Nonetheless, Brien pointed to the United States and Europe as markets with the bleakest outlook, while he sees China, Mexico and Brazil better weathering the storm.

Brien, previously worldwide chief executive of Universal McCann, took over his role at Mediabrands in July, giving him management responsibility over agencies that handle billions of dollars in spending for clients such as Johnson & Johnson, Microsoft Corp, Home Depot and Sony.

Fallout from the financial and economic turmoil is already being felt within advertising and media agencies, Brien said. As corporations are taking a hard look at their marketing budgets, for instance, they are more frequently looking at moving advertising work from one agency to another.

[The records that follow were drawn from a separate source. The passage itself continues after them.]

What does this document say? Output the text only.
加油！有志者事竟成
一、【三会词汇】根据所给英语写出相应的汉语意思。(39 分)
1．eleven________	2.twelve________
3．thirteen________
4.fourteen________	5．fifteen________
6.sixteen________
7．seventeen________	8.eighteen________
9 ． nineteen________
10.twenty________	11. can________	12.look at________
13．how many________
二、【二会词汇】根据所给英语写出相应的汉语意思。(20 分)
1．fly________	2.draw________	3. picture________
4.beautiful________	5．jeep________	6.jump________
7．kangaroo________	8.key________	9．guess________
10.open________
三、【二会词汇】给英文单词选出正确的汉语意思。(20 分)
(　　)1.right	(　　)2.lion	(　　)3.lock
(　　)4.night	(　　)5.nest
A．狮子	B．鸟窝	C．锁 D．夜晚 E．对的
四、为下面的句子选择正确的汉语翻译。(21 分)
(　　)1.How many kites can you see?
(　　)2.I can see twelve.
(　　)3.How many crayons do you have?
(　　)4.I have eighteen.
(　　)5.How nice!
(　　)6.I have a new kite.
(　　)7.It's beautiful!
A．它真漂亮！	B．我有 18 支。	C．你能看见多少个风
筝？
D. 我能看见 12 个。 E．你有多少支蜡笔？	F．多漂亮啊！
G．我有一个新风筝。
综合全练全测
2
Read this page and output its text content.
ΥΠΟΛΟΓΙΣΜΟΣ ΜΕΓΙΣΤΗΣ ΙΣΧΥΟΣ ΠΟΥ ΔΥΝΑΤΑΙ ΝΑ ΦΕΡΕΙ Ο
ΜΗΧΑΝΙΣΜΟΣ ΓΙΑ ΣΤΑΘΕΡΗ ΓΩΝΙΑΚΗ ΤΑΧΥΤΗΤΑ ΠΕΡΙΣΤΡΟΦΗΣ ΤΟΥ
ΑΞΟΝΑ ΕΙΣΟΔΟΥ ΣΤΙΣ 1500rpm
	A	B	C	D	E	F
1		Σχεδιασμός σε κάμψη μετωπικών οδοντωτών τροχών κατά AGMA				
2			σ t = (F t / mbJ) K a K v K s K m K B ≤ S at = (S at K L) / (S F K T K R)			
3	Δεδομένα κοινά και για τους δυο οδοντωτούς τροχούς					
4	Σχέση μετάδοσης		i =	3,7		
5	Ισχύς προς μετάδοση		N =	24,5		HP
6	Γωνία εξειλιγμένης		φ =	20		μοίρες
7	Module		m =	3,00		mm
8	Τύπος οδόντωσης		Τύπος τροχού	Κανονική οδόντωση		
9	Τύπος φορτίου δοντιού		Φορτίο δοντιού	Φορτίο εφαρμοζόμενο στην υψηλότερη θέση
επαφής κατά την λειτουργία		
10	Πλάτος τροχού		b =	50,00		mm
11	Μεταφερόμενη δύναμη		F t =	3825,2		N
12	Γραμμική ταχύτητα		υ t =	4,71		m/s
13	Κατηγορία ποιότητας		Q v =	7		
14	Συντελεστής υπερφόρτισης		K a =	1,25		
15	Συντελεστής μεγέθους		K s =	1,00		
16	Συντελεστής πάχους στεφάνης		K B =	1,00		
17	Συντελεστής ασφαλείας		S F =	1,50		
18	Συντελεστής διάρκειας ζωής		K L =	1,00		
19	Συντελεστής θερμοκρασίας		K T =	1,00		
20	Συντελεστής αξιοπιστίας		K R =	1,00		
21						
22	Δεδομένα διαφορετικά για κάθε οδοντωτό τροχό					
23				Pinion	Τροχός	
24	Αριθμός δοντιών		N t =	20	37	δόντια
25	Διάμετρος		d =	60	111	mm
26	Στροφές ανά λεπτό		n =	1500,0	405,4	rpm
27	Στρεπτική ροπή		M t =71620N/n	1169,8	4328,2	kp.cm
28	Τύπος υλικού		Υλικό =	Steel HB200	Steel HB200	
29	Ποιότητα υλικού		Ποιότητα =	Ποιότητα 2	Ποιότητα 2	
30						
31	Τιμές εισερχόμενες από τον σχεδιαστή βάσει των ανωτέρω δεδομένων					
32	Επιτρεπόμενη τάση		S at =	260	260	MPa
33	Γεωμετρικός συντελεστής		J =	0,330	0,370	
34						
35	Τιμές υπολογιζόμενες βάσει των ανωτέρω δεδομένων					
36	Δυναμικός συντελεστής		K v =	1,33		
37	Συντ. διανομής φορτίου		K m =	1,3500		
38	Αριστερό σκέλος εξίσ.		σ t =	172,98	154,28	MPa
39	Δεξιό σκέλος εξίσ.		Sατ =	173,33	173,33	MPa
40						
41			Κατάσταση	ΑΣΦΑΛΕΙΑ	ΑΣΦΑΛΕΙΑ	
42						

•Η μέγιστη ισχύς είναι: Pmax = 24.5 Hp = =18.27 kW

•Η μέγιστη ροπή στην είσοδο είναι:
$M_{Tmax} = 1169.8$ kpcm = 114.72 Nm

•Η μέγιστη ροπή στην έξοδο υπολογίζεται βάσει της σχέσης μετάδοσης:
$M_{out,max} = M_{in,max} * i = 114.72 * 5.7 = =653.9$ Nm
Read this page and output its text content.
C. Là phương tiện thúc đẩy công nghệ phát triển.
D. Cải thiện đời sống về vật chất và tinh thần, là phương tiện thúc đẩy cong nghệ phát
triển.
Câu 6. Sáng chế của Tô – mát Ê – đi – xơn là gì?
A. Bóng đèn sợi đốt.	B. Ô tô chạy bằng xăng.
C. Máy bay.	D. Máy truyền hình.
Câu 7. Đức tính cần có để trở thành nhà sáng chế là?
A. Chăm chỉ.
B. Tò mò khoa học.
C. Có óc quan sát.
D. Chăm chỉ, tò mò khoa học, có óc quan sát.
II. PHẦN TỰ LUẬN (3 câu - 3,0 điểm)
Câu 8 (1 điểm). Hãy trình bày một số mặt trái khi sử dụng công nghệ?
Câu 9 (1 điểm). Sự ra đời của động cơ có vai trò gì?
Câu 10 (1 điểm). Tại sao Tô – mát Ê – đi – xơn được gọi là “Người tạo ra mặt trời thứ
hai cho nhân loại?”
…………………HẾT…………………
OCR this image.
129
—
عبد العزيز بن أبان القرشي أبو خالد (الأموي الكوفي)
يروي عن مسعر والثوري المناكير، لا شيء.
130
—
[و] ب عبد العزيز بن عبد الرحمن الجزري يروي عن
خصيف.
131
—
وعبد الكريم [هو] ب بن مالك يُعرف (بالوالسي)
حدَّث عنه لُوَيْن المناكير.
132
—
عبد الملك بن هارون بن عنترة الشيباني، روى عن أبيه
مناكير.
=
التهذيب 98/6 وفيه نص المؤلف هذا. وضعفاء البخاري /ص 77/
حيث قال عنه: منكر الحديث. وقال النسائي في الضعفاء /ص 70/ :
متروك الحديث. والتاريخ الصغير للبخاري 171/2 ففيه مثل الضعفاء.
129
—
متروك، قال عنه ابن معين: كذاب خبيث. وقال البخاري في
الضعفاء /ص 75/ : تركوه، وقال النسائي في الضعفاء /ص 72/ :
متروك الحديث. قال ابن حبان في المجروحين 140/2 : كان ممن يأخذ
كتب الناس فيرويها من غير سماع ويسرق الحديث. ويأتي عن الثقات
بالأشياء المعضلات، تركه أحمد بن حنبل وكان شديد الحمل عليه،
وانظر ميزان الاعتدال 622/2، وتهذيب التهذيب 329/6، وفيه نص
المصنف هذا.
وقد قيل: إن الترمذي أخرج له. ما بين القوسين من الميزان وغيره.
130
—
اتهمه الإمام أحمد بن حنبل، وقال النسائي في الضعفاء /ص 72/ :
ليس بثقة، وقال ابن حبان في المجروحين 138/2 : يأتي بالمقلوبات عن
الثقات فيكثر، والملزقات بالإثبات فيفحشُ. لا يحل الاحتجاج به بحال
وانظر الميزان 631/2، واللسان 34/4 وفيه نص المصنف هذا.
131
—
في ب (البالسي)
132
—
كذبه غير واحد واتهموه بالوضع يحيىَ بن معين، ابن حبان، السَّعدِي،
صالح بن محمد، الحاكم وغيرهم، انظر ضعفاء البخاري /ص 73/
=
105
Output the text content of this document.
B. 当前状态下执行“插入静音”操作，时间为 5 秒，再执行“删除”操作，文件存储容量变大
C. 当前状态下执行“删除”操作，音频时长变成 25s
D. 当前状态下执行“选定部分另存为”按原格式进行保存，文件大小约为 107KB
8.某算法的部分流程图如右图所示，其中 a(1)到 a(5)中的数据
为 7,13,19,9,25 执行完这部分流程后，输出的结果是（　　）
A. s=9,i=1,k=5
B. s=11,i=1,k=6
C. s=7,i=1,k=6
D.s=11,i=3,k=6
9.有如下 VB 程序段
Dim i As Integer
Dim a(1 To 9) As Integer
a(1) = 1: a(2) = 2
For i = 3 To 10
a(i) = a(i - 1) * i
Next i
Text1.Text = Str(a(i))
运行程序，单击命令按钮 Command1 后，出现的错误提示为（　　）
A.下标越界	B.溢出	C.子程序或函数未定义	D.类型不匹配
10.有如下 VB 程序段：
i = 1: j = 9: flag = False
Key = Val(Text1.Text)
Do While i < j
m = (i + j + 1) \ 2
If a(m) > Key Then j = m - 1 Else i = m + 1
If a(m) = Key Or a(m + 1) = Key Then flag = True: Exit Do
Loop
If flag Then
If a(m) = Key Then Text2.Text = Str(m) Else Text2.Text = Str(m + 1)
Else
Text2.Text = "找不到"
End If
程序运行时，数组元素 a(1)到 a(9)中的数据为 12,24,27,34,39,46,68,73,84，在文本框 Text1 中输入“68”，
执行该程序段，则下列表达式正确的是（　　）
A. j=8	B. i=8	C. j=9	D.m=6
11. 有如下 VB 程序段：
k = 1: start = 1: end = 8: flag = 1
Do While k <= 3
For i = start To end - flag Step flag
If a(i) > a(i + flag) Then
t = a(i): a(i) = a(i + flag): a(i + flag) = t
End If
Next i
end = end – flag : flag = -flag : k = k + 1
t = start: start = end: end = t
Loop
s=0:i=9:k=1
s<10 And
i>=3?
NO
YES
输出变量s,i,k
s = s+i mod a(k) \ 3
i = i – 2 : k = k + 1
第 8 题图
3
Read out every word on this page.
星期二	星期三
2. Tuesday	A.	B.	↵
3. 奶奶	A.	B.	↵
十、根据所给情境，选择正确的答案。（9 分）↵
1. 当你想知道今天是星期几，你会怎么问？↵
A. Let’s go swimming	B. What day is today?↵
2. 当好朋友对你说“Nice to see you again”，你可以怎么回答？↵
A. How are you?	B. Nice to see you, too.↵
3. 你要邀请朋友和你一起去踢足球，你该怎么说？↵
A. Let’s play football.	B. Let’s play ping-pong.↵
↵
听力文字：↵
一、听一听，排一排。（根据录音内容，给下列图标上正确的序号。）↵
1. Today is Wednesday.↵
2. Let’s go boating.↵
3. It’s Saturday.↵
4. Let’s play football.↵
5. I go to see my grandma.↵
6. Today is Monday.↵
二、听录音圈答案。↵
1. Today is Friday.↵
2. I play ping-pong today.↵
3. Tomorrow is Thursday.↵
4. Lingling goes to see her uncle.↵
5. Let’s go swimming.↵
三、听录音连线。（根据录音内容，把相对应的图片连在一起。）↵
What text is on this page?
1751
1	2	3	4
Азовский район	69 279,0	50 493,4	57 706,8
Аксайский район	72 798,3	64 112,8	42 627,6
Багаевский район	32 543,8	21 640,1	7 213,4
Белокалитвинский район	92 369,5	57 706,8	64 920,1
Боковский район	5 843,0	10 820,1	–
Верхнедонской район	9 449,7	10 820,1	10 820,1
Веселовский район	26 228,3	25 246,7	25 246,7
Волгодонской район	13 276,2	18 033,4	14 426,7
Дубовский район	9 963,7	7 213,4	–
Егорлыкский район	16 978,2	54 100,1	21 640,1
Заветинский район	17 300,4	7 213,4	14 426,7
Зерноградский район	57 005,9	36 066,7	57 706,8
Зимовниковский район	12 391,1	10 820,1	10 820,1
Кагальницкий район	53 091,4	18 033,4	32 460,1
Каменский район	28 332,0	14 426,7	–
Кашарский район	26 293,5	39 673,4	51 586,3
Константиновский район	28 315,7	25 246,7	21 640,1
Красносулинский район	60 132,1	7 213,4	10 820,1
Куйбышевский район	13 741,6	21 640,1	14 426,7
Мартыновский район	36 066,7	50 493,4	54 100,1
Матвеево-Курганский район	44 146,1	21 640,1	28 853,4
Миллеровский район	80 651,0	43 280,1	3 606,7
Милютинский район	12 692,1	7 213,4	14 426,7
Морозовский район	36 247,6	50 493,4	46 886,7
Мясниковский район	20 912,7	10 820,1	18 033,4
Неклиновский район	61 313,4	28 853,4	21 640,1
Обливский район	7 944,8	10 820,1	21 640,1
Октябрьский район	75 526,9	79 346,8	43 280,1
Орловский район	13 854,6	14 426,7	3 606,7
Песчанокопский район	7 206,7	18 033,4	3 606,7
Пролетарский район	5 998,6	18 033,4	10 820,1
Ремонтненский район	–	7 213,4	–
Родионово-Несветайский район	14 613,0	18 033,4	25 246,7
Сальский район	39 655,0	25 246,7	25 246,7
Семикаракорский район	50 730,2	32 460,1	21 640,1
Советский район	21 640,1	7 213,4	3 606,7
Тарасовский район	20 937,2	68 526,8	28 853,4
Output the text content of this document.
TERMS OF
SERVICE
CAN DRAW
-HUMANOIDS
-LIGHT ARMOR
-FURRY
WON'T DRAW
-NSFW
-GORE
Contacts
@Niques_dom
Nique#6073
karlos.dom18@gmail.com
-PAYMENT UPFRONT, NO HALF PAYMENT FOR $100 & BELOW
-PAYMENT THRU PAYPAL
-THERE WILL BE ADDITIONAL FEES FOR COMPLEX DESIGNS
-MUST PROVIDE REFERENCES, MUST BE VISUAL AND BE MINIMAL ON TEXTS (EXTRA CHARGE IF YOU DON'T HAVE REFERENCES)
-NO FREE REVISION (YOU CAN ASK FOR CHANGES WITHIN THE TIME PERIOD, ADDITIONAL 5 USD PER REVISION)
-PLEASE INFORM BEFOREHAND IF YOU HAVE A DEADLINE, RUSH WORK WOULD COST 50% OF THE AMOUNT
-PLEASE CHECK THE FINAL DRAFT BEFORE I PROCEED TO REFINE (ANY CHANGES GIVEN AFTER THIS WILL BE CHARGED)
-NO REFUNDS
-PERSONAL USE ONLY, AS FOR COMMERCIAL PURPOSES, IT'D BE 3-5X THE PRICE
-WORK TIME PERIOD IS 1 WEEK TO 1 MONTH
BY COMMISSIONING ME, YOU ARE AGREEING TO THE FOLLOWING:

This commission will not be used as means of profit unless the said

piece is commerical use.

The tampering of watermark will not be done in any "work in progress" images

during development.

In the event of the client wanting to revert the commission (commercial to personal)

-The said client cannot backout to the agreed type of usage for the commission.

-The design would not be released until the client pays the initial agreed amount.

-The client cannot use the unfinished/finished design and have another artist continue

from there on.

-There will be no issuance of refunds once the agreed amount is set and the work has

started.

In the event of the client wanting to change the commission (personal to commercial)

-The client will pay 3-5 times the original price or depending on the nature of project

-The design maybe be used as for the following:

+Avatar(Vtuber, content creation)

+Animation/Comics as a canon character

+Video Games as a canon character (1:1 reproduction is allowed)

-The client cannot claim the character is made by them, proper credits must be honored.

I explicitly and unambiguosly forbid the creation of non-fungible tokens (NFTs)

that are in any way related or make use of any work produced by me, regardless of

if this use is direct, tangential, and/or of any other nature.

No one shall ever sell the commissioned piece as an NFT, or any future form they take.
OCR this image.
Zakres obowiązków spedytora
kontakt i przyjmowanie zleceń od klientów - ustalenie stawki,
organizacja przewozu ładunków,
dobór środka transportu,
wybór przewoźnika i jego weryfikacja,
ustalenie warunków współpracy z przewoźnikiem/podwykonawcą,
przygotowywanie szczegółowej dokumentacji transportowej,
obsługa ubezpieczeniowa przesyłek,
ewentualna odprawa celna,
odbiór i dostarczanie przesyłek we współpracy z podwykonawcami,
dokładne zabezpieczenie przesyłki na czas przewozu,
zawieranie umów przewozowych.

Brien said, "If the business sector is having a very difficult time, we're seeing a greater appetite to discuss or review. Not because of performance, but because someone is looking for value."

Fees are also under closer scrutiny, Brien said.

"If the fees are 2 percent of the spend or 3 percent of the spend, I can potentially drive huge value on the 97 percent that I'm spending," Brien said. "So my argument is let's not attack the 2 percent or 3 percent."

The downturn in advertising will also force agencies and media companies to prove that various types of advertising -- from print to broadcast to Internet -- really pay dividends for marketers.

"I think we're going to see marketing change. We're going to move from what has been a relatively easy mentality to 'throw enough at the wall and see how much of it will stick,'" he said. "Now we're going to move much more toward rifle-like accuracy."